Many parents carry their own anxiety, depression, trauma history, or stress into their parenting — and feel tremendous shame about it. This group holds space for the whole parent, not just the parenting role.
Parental burnout is real, widespread, and rarely talked about honestly. The group addresses it directly, with tools for sustainable self-care and community-based accountability that makes it actually possible.
If parenting feels like something you are doing entirely alone -- even if you have a partner -- this group offers the experience of genuine community with people who understand exactly what you are carrying.
The transition to parenthood is one of the most significant identity shifts a person can experience. First-time parents benefit enormously from the combination of professional guidance and peer support the group provides.
When your child's behavior is consistently difficult, the isolation and self-doubt can be crushing. This group provides both practical strategies and the reassurance that you are not alone and not failing.
Divorce, loss, relocation, financial stress, and other major life transitions affect the entire family system. The group provides support for parents navigating these periods with children in tow.
Not every parent who joins the group is in crisis. Many come simply because they want to parent more consciously, break cycles from their own upbringing, and build a family culture they feel proud of.
If you are exhausted by the performance of having it together, this is the space where you can put that performance down and just be honest. That alone can be profoundly healing.

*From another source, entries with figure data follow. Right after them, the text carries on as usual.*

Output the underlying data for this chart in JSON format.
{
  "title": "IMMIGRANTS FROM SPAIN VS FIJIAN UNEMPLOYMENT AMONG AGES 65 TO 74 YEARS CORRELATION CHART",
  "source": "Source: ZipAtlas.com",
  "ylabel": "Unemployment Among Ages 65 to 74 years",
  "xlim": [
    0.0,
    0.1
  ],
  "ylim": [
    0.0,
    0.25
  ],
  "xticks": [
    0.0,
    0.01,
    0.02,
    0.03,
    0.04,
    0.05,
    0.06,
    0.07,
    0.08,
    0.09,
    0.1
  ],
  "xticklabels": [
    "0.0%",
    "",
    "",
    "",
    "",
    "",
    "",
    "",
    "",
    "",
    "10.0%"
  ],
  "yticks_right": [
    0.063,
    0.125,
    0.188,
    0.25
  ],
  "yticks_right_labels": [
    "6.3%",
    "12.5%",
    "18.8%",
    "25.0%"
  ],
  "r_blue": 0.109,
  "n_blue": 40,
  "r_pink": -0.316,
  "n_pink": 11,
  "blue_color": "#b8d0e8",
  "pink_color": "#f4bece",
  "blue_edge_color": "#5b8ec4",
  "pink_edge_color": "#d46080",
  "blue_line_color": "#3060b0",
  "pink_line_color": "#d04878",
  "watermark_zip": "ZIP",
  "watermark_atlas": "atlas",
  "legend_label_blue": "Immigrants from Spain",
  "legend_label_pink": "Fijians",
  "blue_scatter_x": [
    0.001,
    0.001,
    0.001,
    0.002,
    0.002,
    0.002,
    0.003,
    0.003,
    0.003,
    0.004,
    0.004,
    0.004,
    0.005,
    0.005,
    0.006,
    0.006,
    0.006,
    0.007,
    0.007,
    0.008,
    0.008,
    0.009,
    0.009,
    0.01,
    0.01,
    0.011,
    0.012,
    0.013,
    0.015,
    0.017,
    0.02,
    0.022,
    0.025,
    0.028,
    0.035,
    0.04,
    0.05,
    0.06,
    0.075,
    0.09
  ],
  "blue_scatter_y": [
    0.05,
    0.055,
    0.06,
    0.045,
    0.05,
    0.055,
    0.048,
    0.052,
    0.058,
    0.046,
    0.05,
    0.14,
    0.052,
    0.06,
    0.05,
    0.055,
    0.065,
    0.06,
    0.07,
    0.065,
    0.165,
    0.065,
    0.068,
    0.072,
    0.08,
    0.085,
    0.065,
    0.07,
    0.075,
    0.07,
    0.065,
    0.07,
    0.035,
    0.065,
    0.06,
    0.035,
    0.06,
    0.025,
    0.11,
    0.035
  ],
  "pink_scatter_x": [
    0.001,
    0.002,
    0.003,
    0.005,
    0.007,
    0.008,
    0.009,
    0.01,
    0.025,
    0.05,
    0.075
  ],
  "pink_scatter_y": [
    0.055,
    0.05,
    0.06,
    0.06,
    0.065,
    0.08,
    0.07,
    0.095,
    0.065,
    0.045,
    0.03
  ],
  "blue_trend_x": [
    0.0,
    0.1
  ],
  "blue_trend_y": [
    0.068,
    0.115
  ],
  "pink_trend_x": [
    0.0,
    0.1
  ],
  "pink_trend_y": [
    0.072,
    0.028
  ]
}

Yes. Research on virtual group therapy and support groups consistently shows that online formats are equally effective to in-person groups for the vast majority of participants. The connection, the learning, and the sense of community that develop in a well-facilitated virtual parenting support group are genuine and meaningful. Our virtual format uses secure, HIPAA-compliant video technology and follows the same structure and standards as our in-person sessions. Parents from across Maryland who cannot access local parenting support groups in person have found our virtual option to be a practical and genuinely valuable alternative. The most important factor in group effectiveness is not the format -- it is the consistency of attendance, the quality of facilitation, and the willingness of participants to show up honestly. All of those are entirely available online.
If you have been searching for a parenting support group near me, local parenting groups, or resources for parenting in the Baltimore area, here is what to look for:
Professional facilitation. A group led by a licensed clinician offers a level of safety, skill, and clinical insight that peer-only groups cannot match. This matters especially when difficult topics arise.
Confidentiality agreements. Any group worth joining has clear, explicit agreements about privacy. If confidentiality is not discussed, it is a red flag.
Consistent structure. Groups that meet regularly, start and end on time, and follow a consistent format build the safety and trust that make deep work possible.
Inclusivity. The best parenting groups welcome parents across family structures, backgrounds, and parenting challenges without judgment.
Integration with other services. A group connected to a broader mental health practice can offer referrals to individual therapy, medication management, or specialized services when a parent needs more than group support alone.
Baltimore Counseling Center’s Parenting Support Group meets all of these standards — and we would be honored to welcome you.
The most common thing parents say when they finally join a support group is that they wish they had done it sooner. The relief of being honest, being heard, and being in a room — or a screen — with people who truly understand is real and immediate.
Parenting well starts with being supported well. Baltimore Counseling Center’s Parenting Support Group is here to give you that support, that community, and that space to breathe.